Après Panavi, MSD-Schering Plough : non aux licenciements !

La concentration industrielle dans la pharmacie bat son plein. Les salariés de Schering Plough pourraient en faire les frais, avec une centaine de licenciements sur le site d’Hérouville Saint-Clair.

Le géant américain Merck a acheté Schering Plough en 2009, notamment pour s’implanter en France. Le nouveau groupe (sous l’appellation MSD, et MSD Chibret en France) est devenu le deuxième groupe mondial dans la pharmacie, avec des profits atteignant la somme astronomique de 12,9 milliards de dollars en 2009. Cinq milliards ont été distribués aux actionnaires. Mais ces derniers exigent plus. La direction de MSD Chibret engage donc un vaste plan de restructuration en France, qui se traduira par une destruction massive d’emplois :

– fermeture du centre de recherche et développement SP de Riom (Puy de Dôme) – 90 postes
– fusion des sièges de Courbevoie (SP) et de Paris (MSD) – environ 600 postes
– vente annoncée, sans repreneur à ce jour, du site de production pharmaceutique d’Eragny sur Epte (Oise)- environ 400 postes
– sur les sites de production d’Hérouville Saint-Clair et de Mirabel (Puy de Dôme), ce sont des suppressions de postes pour « augmenter la productivité ».
Au total, MSD Chibret voudrait supprimer de 1000 à 1500 emplois en France, des emplois en CDI, en CDD et d’intérimaires.

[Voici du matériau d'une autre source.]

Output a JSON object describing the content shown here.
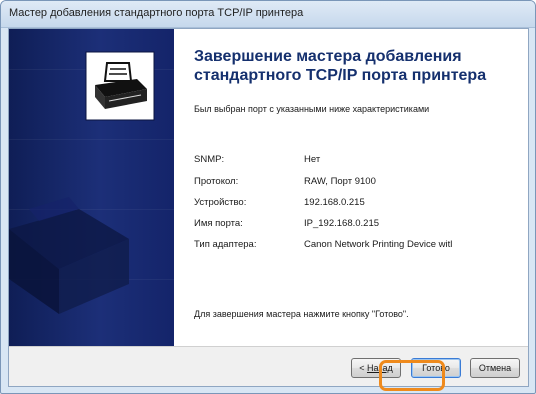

La rapacité capitaliste s’exprimer sans état d’âme : pour faire plus de profits et distribuer plus de dividendes, il faut supprimer des emplois…

Schering Plough, Panavi : même combat, interdiction des licenciements !

C’est le même scénario que la reprise de Panavi par le groupe international Vandemoortele (pain et pâtisserie industrielle), même si les dimensions des deux groupes ne sont pas les mêmes. A Panavi-Mondeville, menacé de fermeture, près de 80 emplois sont en jeu. A Schering Plough-Hérouville (440 salariés), cent emplois sont menacés.

Comme à Panavi, la lutte des salariés de MSD Chibret s’organise. L’intersyndicale CGT et FO, appuyée par les comités d’entreprise et d’établissements, appellent à la grève sur tous les sites le 8 février pour s’opposer au plan de destruction de l’emploi.

Il est temps de faire converger les luttes pour la sauvegarde de l’emploi. Car la crise du capitalisme n’est pas finie, et les restructurations industrielles n’ont pas fini de se payer en milliers d’emplois détruits si le droit du capital de jeter les travailleurs comme des kleenex n’est pas remis en cause.

Le NPA apporte son soutien aux travailleurs en lutte.
Le NPA se bat pour l’interdiction des licenciements.
Le NPA exige la mise sous contrôle public du secteur de la pharmacie, et l’intégration des groupes qui prospèrent dans ce secteur dans un grand service public de la santé.